Paula tsked. “Bert’s actions are not the point. June believed you about Bert teasing Molly—there have been problems with him before. It’s your actions I’m worried about. You weren’t where you were supposed to be. You walked out on your promise to help Reyna and Chubb. You’ve made a terrible first impression on the people who run this place. You’ve pissed off everyone who’s close to your age. And you’re making me spend time dealing with your mess when I should be working.”
“I hate it here.”
She stopped pacing and faced me. “You know what the alternative is, don’t you?”
I looked at the floor. “Teen home.”
Then she let me have it. “I’m disappointed in you, Jackie. I thought you understood—the work here is important, important enough for you and me to make sacrifices. I expected better from you.”
Every word was a knife in my chest. I could hardly breathe. I sniffed, trying hard to hold back tears. My stupid temper. I’d had an opportunity for a fresh start in a new place, and already I’d torpedoed my chances.
Paula sat on the chair arm and put her hand on my shoulder. “We can’t go back, Jackie. This is where we work now. This is where we live. I went out on a limb to make sure you could be here with me, but if you cause problems, you won’t be able to stay. Understand?”

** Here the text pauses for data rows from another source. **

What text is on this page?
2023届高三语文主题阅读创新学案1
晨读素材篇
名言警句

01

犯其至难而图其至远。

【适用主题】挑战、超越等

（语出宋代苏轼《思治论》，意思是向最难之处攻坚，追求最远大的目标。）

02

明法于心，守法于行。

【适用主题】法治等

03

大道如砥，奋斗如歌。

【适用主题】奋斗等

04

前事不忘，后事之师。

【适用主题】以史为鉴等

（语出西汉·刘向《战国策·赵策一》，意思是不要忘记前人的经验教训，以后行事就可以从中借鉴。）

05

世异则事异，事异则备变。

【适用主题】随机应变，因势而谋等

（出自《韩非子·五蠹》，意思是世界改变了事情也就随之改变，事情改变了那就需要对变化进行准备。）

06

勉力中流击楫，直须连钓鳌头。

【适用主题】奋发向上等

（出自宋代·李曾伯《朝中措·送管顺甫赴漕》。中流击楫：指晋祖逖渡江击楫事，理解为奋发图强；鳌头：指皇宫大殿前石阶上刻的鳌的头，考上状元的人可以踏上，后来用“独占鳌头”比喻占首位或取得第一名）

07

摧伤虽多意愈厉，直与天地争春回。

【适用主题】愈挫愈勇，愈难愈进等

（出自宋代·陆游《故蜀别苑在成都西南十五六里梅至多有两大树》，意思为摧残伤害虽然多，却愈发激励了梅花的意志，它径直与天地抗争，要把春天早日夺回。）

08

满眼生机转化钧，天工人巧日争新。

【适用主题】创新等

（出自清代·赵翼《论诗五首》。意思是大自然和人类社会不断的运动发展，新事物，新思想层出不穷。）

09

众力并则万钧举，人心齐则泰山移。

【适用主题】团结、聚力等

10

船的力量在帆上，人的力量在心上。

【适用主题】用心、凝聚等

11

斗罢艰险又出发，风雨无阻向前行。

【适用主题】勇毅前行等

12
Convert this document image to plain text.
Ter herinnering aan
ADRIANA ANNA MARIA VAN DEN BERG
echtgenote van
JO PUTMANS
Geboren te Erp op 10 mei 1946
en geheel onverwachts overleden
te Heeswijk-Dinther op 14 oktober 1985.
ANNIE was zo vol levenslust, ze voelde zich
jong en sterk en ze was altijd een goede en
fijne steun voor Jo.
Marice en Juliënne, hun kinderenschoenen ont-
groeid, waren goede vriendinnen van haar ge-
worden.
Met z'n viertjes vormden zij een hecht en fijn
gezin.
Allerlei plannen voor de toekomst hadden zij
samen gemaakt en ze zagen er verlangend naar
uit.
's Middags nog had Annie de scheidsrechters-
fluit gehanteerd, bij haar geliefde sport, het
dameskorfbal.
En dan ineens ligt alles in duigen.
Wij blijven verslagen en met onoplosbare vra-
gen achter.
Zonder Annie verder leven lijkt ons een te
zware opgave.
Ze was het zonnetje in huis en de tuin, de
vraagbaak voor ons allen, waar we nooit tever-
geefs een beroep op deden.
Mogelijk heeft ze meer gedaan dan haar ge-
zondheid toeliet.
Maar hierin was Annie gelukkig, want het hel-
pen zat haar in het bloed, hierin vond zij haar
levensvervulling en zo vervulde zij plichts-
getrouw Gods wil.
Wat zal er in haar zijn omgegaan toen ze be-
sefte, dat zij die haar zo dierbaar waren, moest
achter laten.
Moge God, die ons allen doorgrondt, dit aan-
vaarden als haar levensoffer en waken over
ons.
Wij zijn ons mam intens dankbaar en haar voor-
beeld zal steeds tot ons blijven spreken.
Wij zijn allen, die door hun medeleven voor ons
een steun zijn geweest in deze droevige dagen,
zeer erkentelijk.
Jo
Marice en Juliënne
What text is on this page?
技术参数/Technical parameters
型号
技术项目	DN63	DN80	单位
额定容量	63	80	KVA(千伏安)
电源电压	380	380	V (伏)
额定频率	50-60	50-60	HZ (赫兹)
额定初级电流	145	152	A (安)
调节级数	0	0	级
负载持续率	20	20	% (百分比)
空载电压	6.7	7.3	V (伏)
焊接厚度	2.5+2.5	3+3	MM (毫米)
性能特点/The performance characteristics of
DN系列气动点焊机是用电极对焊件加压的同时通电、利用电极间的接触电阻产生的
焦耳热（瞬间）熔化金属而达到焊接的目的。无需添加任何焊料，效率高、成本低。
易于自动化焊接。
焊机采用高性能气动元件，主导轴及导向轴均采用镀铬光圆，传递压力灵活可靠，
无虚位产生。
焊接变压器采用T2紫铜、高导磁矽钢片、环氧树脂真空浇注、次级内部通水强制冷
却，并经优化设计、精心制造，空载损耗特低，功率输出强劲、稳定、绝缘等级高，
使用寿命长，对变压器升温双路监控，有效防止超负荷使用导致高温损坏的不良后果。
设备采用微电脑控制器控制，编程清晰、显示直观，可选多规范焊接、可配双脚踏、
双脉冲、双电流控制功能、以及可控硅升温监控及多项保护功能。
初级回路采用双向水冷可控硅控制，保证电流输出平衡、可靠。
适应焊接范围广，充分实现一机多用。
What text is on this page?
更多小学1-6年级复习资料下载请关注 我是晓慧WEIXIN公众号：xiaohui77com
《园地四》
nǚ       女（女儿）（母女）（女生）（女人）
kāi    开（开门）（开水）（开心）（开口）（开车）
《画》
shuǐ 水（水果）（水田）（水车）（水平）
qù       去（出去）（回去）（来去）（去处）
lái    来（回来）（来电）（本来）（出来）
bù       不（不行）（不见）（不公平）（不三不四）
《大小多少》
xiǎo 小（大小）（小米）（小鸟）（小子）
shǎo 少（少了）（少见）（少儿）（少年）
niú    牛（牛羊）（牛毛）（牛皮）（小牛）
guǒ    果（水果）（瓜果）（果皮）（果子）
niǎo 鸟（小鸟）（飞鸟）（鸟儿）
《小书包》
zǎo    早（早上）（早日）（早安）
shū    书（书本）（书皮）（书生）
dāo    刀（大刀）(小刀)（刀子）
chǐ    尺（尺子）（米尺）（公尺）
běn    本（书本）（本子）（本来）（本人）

I nodded, miserable. “What should I do?”
“Right now, the people here are wondering if you’re responsible enough to be trusted with Molly or the children. What do you think you should do?”
I knew the answer to that. “Apologize, shut up, and do my job.”
She grinned. “Damn straight. I suggest a penitent attitude toward Bert, even though he was in the wrong. As for making up with Chubb and Reyna, that’s on you.”
She hugged me. “I know it’s hard to make friends. You try so hard not to need anybody. Keep in mind that sometimes, if you want to make a friend, you have to be willing to ask for help.”